Hiten Shah wrote an article titled “My nightmares with engineering estimates” where he blames everything on estimates. Now I get that he is using a little hyperbole to gather interest on his next post which is going to reveal The One True And Righteous Way™ but I need to get a few things off my chest.
Before we get into this I do speak from experience. I’ve been building software for 30 years in all sorts of roles and team sizes. I’ve been thinking about this estimating stuff for a long time as well. See my 2008 post on estimating.
No Estimates
Hiten describes how they got started with KISSmetrics without creating estimates and how they got to a point where it was going to take 90 days to make the system performant for customer demand.
We were screwed. All because of no estimates.
I have to call BS here. They got to this point because they traded speed to market for quality (by his own admission) and didn’t think about the non-functional requirements (such as performance). Not many of us have the problem of too many customers. Sounds like a great problem to have.

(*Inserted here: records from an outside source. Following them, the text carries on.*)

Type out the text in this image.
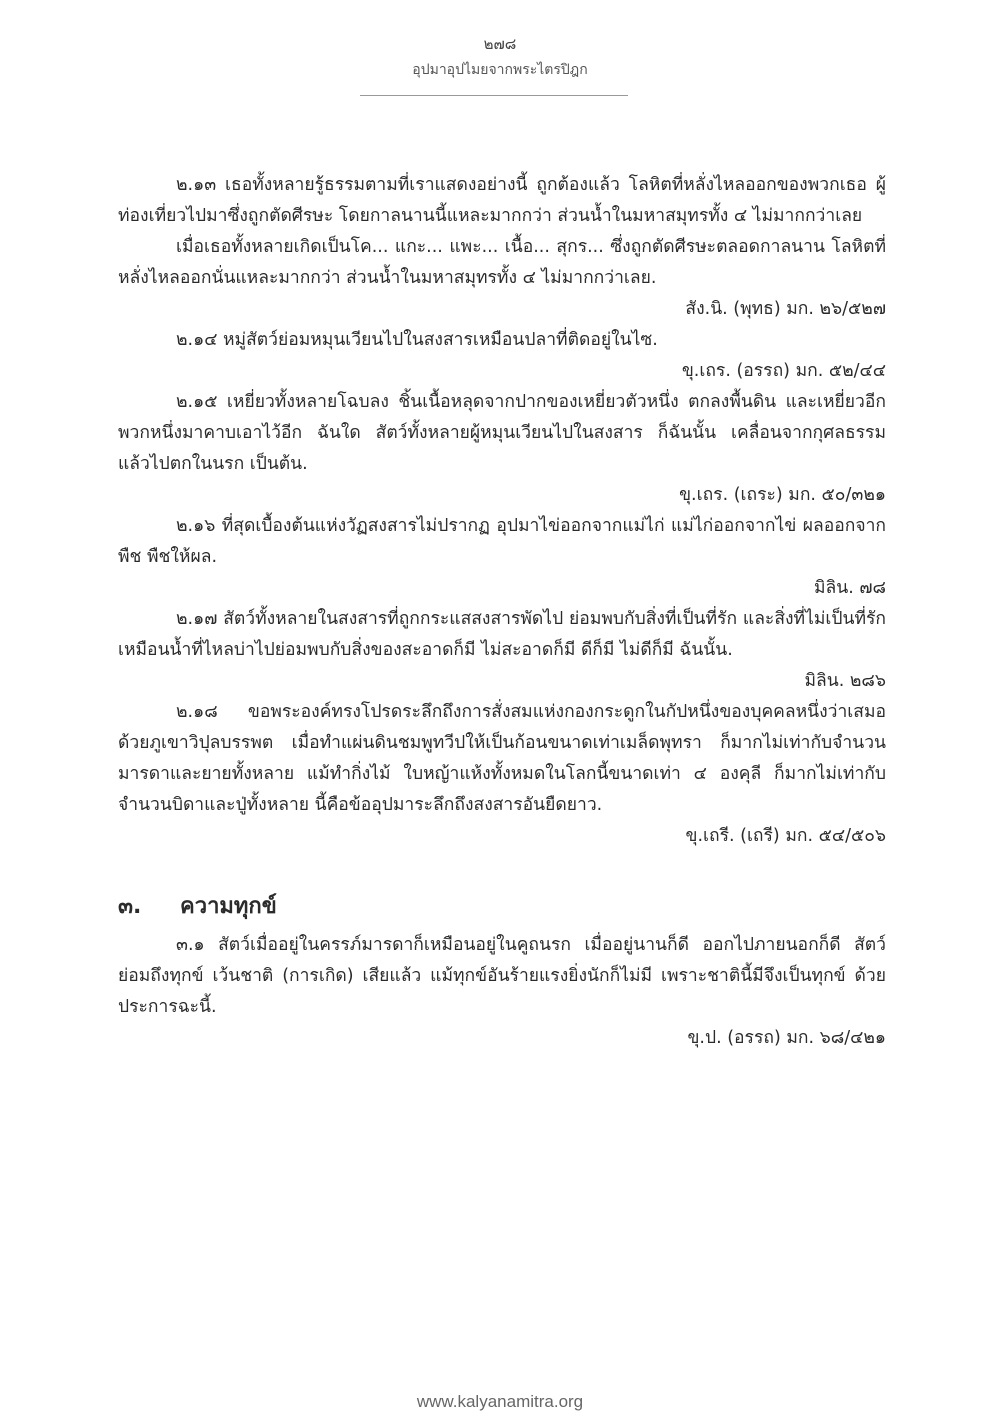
๒๗๘
อุปมาอุปไมยจากพระไตรปิฎก

๒.๑๓ เธอทั้งหลายรู้ธรรมตามที่เราแสดงอย่างนี้ ถูกต้องแล้ว โลหิตที่หลั่งไหลออกของพวกเธอ ผู้ท่องเที่ยวไปมาซึ่งถูกตัดศีรษะ โดยกาลนานนี้แหละมากกว่า ส่วนน้ำในมหาสมุทรทั้ง ๔ ไม่มากกว่าเลย

เมื่อเธอทั้งหลายเกิดเป็นโค... แกะ... แพะ... เนื้อ... สุกร... ซึ่งถูกตัดศีรษะตลอดกาลนาน โลหิตที่หลั่งไหลออกนั่นแหละมากกว่า ส่วนน้ำในมหาสมุทรทั้ง ๔ ไม่มากกว่าเลย.

สัง.นิ. (พุทธ) มก. ๒๖/๕๒๗

๒.๑๔ หมู่สัตว์ย่อมหมุนเวียนไปในสงสารเหมือนปลาที่ติดอยู่ในไซ.

ขุ.เถร. (อรรถ) มก. ๕๒/๔๔

๒.๑๕ เหยี่ยวทั้งหลายโฉบลง ชิ้นเนื้อหลุดจากปากของเหยี่ยวตัวหนึ่ง ตกลงพื้นดิน และเหยี่ยวอีกพวกหนึ่งมาคาบเอาไว้อีก ฉันใด สัตว์ทั้งหลายผู้หมุนเวียนไปในสงสาร ก็ฉันนั้น เคลื่อนจากกุศลธรรมแล้วไปตกในนรก เป็นต้น.

ขุ.เถร. (เถระ) มก. ๕๐/๓๒๑

๒.๑๖ ที่สุดเบื้องต้นแห่งวัฏสงสารไม่ปรากฏ อุปมาไข่ออกจากแม่ไก่ แม่ไก่ออกจากไข่ ผลออกจากพืช พืชให้ผล.

มิลิน. ๗๘

๒.๑๗ สัตว์ทั้งหลายในสงสารที่ถูกกระแสสงสารพัดไป ย่อมพบกับสิ่งที่เป็นที่รัก และสิ่งที่ไม่เป็นที่รัก เหมือนน้ำที่ไหลบ่าไปย่อมพบกับสิ่งของสะอาดก็มี ไม่สะอาดก็มี ดีก็มี ไม่ดีก็มี ฉันนั้น.

มิลิน. ๒๘๖

๒.๑๘ ขอพระองค์ทรงโปรดระลึกถึงการสั่งสมแห่งกองกระดูกในกัปหนึ่งของบุคคลหนึ่งว่าเสมอด้วยภูเขาวิปุลบรรพต เมื่อทำแผ่นดินชมพูทวีปให้เป็นก้อนขนาดเท่าเมล็ดพุทรา ก็มากไม่เท่ากับจำนวนมารดาและยายทั้งหลาย แม้ทำกิ่งไม้ ใบหญ้าแห้งทั้งหมดในโลกนี้ขนาดเท่า ๔ องคุลี ก็มากไม่เท่ากับจำนวนบิดาและปู่ทั้งหลาย นี้คือข้ออุปมาระลึกถึงสงสารอันยืดยาว.

ขุ.เถรี. (เถรี) มก. ๕๔/๕๐๖

๓.	ความทุกข์

๓.๑ สัตว์เมื่ออยู่ในครรภ์มารดาก็เหมือนอยู่ในคูถนรก เมื่ออยู่นานก็ดี ออกไปภายนอกก็ดี สัตว์ย่อมถึงทุกข์ เว้นชาติ (การเกิด) เสียแล้ว แม้ทุกข์อันร้ายแรงยิ่งนักก็ไม่มี เพราะชาตินี้มีจึงเป็นทุกข์ ด้วยประการฉะนี้.

ขุ.ป. (อรรถ) มก. ๖๘/๔๒๑

www.kalyanamitra.org
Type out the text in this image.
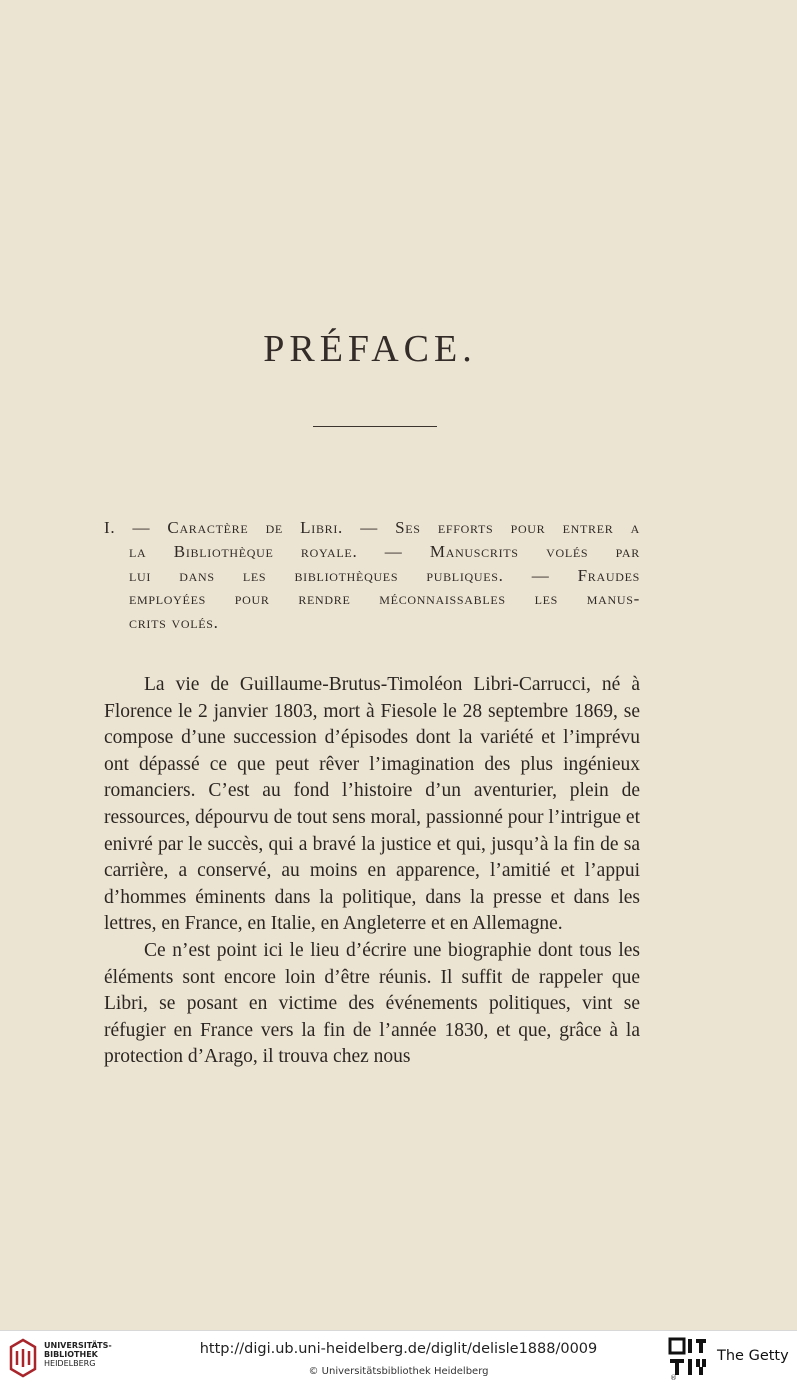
PRÉFACE.
I. — Caractère de Libri. — Ses efforts pour entrer a
la Bibliothèque royale. — Manuscrits volés par
lui dans les bibliothèques publiques. — Fraudes
employées pour rendre méconnaissables les manus-
crits volés.

La vie de Guillaume-Brutus-Timoléon Libri-Carrucci, né à Florence le 2 janvier 1803, mort à Fiesole le 28 septembre 1869, se compose d’une succession d’épisodes dont la variété et l’imprévu ont dépassé ce que peut rêver l’imagination des plus ingénieux romanciers. C’est au fond l’histoire d’un aventurier, plein de ressources, dépourvu de tout sens moral, passionné pour l’intrigue et enivré par le succès, qui a bravé la justice et qui, jusqu’à la fin de sa carrière, a conservé, au moins en apparence, l’amitié et l’appui d’hommes éminents dans la politique, dans la presse et dans les lettres, en France, en Italie, en Angleterre et en Allemagne.

Ce n’est point ici le lieu d’écrire une biographie dont tous les éléments sont encore loin d’être réunis. Il suffit de rappeler que Libri, se posant en victime des événements politiques, vint se réfugier en France vers la fin de l’année 1830, et que, grâce à la protection d’Arago, il trouva chez nous

UNIVERSITÄTS-
BIBLIOTHEK
HEIDELBERG
http://digi.ub.uni-heidelberg.de/diglit/delisle1888/0009
© Universitätsbibliothek Heidelberg
®
The Getty
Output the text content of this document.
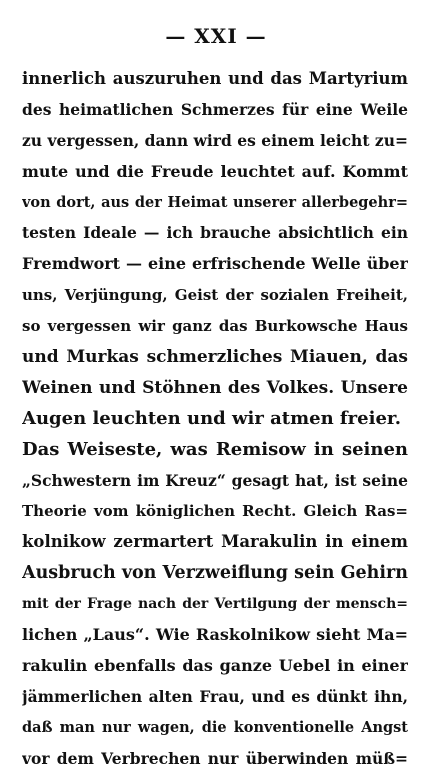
— XXI —
innerlich auszuruhen und das Martyrium
des heimatlichen Schmerzes für eine Weile
zu vergessen, dann wird es einem leicht zu=
mute und die Freude leuchtet auf. Kommt
von dort, aus der Heimat unserer allerbegehr=
testen Ideale — ich brauche absichtlich ein
Fremdwort — eine erfrischende Welle über
uns, Verjüngung, Geist der sozialen Freiheit,
so vergessen wir ganz das Burkowsche Haus
und Murkas schmerzliches Miauen, das
Weinen und Stöhnen des Volkes. Unsere
Augen leuchten und wir atmen freier.
Das Weiseste, was Remisow in seinen
„Schwestern im Kreuz“ gesagt hat, ist seine
Theorie vom königlichen Recht. Gleich Ras=
kolnikow zermartert Marakulin in einem
Ausbruch von Verzweiflung sein Gehirn
mit der Frage nach der Vertilgung der mensch=
lichen „Laus“. Wie Raskolnikow sieht Ma=
rakulin ebenfalls das ganze Uebel in einer
jämmerlichen alten Frau, und es dünkt ihn,
daß man nur wagen, die konventionelle Angst
vor dem Verbrechen nur überwinden müß=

Had we estimated during our 30-day buildout instead of after, things could have turned out really differently. The business could have grown faster and been bigger today.
I have a hard time believing this as well. Having estimates doesn’t mean you have a high quality product that meets all the customer’s needs. I’ve worked on many systems over the years that were estimated at the start of the project and it still didn’t meet the overall goal of satisfying the customers or stakeholders.
Hiten lists 3 no estimates pitfalls:
- No Tradeoffs Made
- Too Much Time Communicating
- Tasks Aren’t Broken Up
Part of product management’s job is to evaluate the opportunity vs. the cost which means making trade offs. Estimates are one input into that decision making process. I would claim it is a second level factor not the primary driver as he appears to be asserting.